EDITORIAL
# Operating with Data - Statistics for the Cardiovascular Surgeon: Part
I. Fundamentals of Biostatistics

Gabriel Romero Liguori^{I}; Luiz Felipe Pinho Moreira^{I}

DOI: 10.21470/1678-9741-2018-0186

The concept of critical reading of research articles is widely accepted as essential for the practice of Medicine. It is known that the use of evidence-based practices can lead to better care and outcomes, thus, it is fundamental that the medical doctor is able to critically appraise the available literature. If the surgeon who reads us aims not only to learn from literature but also to perform research him or herself, it is even more important to be very well informed about the methods involved in scientific studies.

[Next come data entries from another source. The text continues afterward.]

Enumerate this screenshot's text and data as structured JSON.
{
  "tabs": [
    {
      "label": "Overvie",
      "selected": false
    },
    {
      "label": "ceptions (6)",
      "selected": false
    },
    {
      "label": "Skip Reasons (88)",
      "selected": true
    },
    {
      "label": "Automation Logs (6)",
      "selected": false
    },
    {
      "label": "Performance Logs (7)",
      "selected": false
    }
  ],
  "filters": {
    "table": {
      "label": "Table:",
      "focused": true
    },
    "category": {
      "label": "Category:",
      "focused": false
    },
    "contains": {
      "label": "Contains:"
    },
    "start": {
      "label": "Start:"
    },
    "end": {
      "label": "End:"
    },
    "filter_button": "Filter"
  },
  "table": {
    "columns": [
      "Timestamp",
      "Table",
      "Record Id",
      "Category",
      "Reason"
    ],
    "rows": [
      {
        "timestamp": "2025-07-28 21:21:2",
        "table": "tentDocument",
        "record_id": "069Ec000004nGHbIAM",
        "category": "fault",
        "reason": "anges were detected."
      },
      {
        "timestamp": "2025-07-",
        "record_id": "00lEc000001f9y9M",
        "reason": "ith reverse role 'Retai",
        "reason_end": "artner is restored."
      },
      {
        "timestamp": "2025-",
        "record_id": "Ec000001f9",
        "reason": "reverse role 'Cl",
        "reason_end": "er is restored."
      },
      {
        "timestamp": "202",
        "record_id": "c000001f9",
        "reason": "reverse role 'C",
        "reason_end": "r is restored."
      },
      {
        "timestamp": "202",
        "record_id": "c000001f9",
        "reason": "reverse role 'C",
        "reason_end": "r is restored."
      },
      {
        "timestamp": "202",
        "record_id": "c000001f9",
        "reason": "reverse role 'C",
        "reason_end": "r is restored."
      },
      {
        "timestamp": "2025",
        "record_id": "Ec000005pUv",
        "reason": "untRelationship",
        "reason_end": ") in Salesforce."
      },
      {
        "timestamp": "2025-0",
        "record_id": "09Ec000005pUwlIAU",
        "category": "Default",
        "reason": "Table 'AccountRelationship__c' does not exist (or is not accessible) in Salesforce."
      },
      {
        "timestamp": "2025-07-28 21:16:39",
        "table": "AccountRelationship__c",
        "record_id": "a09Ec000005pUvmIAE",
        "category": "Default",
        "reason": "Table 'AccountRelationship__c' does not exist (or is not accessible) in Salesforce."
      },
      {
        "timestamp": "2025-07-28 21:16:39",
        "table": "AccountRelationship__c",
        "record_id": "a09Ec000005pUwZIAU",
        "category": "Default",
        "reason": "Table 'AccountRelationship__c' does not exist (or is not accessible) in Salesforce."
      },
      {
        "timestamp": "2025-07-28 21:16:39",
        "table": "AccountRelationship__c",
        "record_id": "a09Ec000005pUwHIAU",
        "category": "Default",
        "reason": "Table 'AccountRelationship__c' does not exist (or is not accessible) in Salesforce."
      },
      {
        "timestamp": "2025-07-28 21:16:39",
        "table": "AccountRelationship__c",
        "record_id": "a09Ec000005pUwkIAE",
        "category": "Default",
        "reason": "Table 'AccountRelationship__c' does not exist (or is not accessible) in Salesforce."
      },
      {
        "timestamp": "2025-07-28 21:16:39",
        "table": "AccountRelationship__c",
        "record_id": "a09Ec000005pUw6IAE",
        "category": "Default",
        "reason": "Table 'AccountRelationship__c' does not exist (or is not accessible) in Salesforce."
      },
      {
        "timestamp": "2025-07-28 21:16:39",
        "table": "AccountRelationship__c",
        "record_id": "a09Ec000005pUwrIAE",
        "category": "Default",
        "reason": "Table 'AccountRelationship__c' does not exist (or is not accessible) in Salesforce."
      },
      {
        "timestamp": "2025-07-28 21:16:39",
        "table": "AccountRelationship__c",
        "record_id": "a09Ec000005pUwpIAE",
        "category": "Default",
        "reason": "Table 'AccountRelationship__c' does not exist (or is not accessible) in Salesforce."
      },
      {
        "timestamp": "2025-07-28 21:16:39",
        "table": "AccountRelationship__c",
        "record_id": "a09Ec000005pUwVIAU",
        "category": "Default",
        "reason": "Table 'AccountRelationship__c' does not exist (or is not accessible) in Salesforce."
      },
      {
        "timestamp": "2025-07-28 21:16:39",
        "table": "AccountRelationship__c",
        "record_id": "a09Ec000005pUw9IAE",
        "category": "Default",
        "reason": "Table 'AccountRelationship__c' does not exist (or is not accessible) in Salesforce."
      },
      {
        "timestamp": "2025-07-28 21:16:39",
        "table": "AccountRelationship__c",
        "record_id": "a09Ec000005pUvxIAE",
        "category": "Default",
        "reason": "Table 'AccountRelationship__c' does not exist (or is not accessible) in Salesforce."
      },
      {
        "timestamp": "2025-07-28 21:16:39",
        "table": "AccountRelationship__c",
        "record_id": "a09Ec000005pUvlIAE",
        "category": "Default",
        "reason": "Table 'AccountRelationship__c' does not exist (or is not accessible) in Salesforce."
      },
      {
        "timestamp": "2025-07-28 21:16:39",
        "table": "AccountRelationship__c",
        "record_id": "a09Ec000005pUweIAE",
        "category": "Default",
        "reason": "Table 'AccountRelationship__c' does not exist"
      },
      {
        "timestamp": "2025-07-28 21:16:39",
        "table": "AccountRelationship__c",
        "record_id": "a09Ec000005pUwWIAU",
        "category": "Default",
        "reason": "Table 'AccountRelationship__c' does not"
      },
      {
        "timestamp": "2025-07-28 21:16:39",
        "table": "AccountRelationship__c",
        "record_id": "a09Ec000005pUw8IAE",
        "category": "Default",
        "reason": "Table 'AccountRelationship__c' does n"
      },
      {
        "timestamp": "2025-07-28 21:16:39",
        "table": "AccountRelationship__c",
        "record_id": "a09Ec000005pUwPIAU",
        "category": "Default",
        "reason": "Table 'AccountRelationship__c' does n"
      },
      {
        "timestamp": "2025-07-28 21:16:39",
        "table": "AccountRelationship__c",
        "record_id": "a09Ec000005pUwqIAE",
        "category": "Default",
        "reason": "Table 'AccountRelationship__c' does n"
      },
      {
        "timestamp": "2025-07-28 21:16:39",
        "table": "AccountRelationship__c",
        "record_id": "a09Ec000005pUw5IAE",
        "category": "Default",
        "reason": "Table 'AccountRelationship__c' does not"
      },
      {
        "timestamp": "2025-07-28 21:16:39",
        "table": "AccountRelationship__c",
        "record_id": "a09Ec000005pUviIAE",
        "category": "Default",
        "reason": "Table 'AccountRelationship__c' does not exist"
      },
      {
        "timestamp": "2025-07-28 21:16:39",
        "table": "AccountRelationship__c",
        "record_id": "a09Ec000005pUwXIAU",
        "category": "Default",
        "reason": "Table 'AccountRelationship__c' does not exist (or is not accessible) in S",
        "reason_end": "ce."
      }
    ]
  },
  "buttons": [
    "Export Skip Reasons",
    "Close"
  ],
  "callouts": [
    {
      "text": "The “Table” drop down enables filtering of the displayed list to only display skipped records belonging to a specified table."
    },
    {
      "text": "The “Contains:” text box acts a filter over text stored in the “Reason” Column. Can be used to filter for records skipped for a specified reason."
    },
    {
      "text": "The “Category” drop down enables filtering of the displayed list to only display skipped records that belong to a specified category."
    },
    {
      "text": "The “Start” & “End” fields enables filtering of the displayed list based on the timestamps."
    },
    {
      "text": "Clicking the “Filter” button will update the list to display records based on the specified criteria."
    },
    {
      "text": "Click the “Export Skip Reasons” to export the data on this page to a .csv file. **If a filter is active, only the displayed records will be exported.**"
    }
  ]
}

Among the several topics embraced within the scientific method, probably the most discussed and less understood is statistical analysis. For this reason, we created this editorial series entitled "Operating with Data - Statistics for the Cardiovascular Surgeon". The series will merit five editorials, each one describing a different aspect of statistical analysis relevant for the cardiovascular surgeon, as follows:

• Part I. Fundamentals of Biostatistics

• Part II. Association and Risk

• Part III. Comparing Groups

• Part IV. Correlations and Regression

• Part V. Survival Analysis

In this first editorial, we will address the fundamental concepts required for understanding Biostatistics.

**Types of Variables in Statistics and Research**

An important initial concept everyone should understand is that "data", as a term
originated from the Latin language, is the plural form of "*datum*",
which, in turn, meant "something given". So, "*datum*" is the minimal
amount of information one can describe. This "*datum*" could be
translated as a single value of a determined variable (*e.g*. a
single measurement of the blood glucose) and it can assume different interrelation
with other "*datum*", as well as diverse ways to be described. In
this regard, according to how the "*datum*" behaves, the variable
represented by it can be classified in different manners.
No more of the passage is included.